Припарковавшись на маленькой стоянке позади дома, я открыл входную дверь и, оказавшись в квартире, сразу же направился на кухню в поисках еды. В холодильнике пылилась только одинокая пицца, и я сунул ее в микроволновую печь, а сам пошел в ванную, чтобы переодеться.

Я проглотил пиццу, стоя рядом с умывальником, выпил стакан воды и, войдя в спальню, рухнул на кровать, подложив под спину несколько подушек. Включив телевизор, больше для фона, я увидел в новостях репортаж о пожаре, случившемся где-то в Такоме. И сразу же подумал о Молли. Мне было интересно, как она себя чувствует. Это часто бывало самым тяжелым в моей работе. Я не знал, что происходило с людьми, которых я отвозил в больницу. Хотелось думать, что с ней все в порядке. Я должен был убеждать себя в этом, чтобы иметь силы для того, чтобы продолжать делать то, что делаю.

Потом я стал думать о том, что сейчас делает Эмбер. Она сейчас с Дэниэлом или уже в тренажерном зале, готовится приступить к работе? Я схватил телефон, собираясь отправить ей сообщение, но потом вспомнил, что дал себе слово выжидать хотя бы пару дней после того, как мы виделись последний раз. Я не хотел, чтобы Эмбер думала, будто я все время думаю только о ней. Хотя это было правдой. Но ей было необязательно это знать.

Вместо этого я начал вспоминать о том, как Эмбер провела почти три месяца в больнице на второй год обучения в колледже. Врачи сразу же стали кормить ее через трубку, чтобы она не умерла от истощения. И я вспомнил, как случайно подслушал, как один из фельдшеров сказал, что это один из самых тяжелых случаев анорексии, которые он когда-либо видел. И что некоторые онкологические больные весили больше, чем Эмбер, даже после нескольких сеансов химиотерапии.

– Что было последним, что ты помнишь? – спросил я Эмбер, когда она уже немного пришла в себя и могла говорить.

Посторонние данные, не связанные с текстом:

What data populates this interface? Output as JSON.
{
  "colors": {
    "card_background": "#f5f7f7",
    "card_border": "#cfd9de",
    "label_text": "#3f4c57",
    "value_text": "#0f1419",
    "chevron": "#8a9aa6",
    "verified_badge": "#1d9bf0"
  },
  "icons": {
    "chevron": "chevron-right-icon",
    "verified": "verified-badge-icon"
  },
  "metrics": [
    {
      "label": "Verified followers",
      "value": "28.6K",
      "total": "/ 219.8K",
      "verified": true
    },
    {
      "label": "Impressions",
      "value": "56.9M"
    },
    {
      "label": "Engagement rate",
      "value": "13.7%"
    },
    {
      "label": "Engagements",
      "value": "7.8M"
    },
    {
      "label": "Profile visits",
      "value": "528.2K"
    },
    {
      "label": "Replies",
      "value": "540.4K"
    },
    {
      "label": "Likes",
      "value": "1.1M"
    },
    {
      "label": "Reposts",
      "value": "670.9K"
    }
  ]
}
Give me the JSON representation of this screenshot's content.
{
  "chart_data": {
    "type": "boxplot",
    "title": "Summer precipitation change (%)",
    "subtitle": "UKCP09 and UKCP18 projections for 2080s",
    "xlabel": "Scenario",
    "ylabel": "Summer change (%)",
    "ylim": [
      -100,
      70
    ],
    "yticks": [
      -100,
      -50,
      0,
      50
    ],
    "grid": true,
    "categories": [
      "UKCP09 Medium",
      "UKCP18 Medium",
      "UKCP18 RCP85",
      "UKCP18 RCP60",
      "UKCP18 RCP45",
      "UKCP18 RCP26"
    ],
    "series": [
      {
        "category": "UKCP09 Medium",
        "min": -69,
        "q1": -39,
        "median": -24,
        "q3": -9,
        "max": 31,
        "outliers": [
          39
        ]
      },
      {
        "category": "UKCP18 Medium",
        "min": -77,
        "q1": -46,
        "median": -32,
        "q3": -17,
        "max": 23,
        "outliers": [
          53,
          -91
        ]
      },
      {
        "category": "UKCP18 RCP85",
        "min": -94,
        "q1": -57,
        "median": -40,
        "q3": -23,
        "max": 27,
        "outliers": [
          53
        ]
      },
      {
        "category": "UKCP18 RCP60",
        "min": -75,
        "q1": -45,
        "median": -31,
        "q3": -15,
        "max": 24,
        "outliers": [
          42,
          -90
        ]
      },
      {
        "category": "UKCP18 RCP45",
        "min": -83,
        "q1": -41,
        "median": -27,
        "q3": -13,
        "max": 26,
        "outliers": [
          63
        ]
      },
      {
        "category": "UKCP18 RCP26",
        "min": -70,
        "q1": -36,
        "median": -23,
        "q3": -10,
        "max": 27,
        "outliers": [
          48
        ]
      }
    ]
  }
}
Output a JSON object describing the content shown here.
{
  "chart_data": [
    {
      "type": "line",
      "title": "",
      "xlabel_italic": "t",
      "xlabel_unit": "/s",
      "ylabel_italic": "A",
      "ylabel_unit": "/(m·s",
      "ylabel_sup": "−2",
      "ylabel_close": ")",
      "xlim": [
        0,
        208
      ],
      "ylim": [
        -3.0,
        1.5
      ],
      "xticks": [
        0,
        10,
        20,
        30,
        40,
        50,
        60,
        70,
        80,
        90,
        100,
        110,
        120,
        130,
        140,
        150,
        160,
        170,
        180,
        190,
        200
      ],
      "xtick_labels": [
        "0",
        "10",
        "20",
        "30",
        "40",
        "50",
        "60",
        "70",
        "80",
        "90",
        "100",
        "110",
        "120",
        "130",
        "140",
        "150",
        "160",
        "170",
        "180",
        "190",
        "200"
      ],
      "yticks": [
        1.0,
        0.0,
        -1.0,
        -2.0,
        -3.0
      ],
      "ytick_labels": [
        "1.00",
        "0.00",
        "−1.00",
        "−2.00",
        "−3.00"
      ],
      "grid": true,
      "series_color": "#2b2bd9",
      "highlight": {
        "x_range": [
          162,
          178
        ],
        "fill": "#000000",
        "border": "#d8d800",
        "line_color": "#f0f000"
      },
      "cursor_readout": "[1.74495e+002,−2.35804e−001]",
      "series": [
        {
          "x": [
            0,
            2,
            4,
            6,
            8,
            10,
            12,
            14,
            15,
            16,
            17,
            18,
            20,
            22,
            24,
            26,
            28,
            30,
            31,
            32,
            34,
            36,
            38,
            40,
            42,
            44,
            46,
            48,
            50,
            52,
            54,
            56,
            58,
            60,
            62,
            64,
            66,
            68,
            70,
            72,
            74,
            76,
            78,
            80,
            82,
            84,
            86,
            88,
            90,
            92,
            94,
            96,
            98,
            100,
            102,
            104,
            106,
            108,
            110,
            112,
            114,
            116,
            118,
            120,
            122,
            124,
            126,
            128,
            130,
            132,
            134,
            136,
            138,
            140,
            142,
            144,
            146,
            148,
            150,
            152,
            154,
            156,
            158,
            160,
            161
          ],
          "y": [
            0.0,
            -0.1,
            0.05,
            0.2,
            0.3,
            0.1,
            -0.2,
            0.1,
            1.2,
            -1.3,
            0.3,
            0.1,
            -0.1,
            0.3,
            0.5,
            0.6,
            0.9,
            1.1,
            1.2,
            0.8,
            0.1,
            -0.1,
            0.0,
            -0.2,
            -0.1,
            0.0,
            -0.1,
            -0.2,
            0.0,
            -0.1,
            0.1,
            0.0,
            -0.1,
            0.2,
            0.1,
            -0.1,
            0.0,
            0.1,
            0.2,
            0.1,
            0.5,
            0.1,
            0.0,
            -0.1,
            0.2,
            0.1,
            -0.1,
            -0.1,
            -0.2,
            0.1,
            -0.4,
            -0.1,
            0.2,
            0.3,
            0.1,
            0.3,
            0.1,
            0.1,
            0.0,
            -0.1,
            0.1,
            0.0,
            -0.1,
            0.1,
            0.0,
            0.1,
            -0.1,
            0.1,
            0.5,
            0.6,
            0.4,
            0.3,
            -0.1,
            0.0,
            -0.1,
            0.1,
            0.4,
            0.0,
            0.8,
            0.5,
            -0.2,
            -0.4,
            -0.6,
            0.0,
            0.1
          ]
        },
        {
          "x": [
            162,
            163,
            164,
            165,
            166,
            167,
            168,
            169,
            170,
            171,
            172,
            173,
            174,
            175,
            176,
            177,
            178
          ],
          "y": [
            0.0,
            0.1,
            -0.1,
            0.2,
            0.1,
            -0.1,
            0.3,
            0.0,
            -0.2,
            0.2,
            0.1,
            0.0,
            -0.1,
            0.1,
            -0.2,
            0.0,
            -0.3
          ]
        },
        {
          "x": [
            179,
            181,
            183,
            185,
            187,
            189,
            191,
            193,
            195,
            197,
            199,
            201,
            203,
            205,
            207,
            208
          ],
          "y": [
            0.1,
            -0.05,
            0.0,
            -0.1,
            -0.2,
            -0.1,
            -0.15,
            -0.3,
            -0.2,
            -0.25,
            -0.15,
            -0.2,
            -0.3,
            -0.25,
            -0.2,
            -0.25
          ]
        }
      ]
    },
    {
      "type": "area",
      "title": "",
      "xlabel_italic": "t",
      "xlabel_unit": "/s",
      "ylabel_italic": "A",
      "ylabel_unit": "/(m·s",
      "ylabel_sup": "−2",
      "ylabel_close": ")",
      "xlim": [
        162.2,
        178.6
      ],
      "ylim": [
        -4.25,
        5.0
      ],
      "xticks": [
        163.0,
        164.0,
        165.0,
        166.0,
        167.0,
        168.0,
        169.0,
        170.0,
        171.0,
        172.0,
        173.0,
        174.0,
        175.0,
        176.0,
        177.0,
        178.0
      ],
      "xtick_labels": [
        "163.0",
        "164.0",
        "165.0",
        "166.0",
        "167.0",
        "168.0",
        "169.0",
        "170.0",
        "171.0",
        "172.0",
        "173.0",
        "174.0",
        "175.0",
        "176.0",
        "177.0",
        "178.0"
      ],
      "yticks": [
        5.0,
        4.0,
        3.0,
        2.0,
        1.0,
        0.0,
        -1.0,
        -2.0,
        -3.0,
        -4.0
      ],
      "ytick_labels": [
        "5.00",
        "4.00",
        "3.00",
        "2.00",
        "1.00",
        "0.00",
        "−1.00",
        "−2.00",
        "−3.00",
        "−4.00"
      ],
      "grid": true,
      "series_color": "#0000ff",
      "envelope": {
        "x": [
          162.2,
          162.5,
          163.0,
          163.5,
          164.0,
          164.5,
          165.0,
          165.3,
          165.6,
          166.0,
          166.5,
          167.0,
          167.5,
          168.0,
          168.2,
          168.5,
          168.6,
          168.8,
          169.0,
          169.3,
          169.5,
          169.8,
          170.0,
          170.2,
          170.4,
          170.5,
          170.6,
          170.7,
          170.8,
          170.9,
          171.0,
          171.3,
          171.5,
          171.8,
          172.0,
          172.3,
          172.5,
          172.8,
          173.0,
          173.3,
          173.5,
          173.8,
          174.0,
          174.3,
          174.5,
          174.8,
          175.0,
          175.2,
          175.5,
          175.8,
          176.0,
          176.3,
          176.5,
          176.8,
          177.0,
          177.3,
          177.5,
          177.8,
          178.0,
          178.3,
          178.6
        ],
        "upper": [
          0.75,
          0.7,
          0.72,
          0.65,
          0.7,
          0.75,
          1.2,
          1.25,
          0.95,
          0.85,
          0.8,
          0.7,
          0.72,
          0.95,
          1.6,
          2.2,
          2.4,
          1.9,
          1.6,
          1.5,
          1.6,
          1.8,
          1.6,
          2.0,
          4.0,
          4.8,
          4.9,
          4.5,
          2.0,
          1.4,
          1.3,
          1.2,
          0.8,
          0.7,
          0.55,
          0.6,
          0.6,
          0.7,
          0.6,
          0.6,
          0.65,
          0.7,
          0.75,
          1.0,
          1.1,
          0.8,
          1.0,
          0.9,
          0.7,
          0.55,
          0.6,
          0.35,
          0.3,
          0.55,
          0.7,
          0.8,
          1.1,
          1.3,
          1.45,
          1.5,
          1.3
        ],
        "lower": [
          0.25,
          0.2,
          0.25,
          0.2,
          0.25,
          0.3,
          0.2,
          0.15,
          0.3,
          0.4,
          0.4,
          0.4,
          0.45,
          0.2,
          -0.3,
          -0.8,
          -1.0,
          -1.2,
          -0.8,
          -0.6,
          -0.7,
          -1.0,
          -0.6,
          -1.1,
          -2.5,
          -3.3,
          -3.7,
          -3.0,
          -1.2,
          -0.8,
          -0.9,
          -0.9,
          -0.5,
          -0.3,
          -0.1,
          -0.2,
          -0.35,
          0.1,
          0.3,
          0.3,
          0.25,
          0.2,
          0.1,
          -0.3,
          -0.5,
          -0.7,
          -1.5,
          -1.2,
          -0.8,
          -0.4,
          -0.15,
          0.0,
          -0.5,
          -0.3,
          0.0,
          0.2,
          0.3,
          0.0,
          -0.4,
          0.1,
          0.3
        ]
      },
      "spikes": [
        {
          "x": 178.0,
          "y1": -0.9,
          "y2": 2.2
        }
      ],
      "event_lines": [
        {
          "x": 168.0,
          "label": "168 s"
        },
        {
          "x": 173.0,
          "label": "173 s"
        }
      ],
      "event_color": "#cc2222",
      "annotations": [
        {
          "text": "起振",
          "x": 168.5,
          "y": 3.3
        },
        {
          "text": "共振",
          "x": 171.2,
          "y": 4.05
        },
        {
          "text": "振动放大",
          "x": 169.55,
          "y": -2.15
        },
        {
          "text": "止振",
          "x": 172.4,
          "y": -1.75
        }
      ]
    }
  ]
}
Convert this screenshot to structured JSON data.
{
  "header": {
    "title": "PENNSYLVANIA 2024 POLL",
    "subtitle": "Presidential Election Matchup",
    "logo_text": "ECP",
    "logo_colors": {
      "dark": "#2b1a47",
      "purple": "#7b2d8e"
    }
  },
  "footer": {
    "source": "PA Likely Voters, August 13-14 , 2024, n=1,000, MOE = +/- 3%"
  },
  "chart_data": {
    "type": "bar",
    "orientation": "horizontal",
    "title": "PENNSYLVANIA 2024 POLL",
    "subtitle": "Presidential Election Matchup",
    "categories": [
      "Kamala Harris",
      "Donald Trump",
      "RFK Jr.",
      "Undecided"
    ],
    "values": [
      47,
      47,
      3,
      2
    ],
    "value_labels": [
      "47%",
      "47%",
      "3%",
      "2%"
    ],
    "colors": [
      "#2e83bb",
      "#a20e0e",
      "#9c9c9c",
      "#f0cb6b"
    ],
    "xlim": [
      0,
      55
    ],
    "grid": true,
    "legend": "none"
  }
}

Я бывал у нее каждый день после занятий, сидя просто рядом с ее кроватью, неважно, спала ли она или бодрствовала. И когда она спала, я наблюдал за ней. За тем, как дрожат закрытые веки, как ее кости выпирают под больничной сорочкой.

Но в тот день, когда она очнулась после недельного пребывания в больнице, она повернула голову, чтобы посмотреть на меня, и сдернула с лица кислородную маску.

– Я помню, как поднималась по лестнице и у меня кружилась голова, – ответила она. – А потом… я очнулась уже здесь. – Она перевела взгляд на торчавший у нее из груди катетер. – Скорее бы они убрали эту трубку. Я чувствую, как я из-за нее толстею.

– Ты шутишь? – возмутился я. Вскочив со стула, я ухватился за спинку кровати. – Из-за отказа от еды ты сюда и угодила. Ты не смеешь снова делать такие глупости, поняла? Это убьет тебя. Уже чуть не убило.

– Меня погубит лишний вес, – прошептала она.

И тут я не удержался и расплакался. Не тихо и молча. Я рыдал в голос. Мои плечи тряслись, и слезы текли по щекам, скатываясь ей на руку.

– Ты не умрешь, – проговорил я надтреснутым голосом. – Поняла? Ты единственный человек, который что-то значит для меня. Ты обязана поправиться.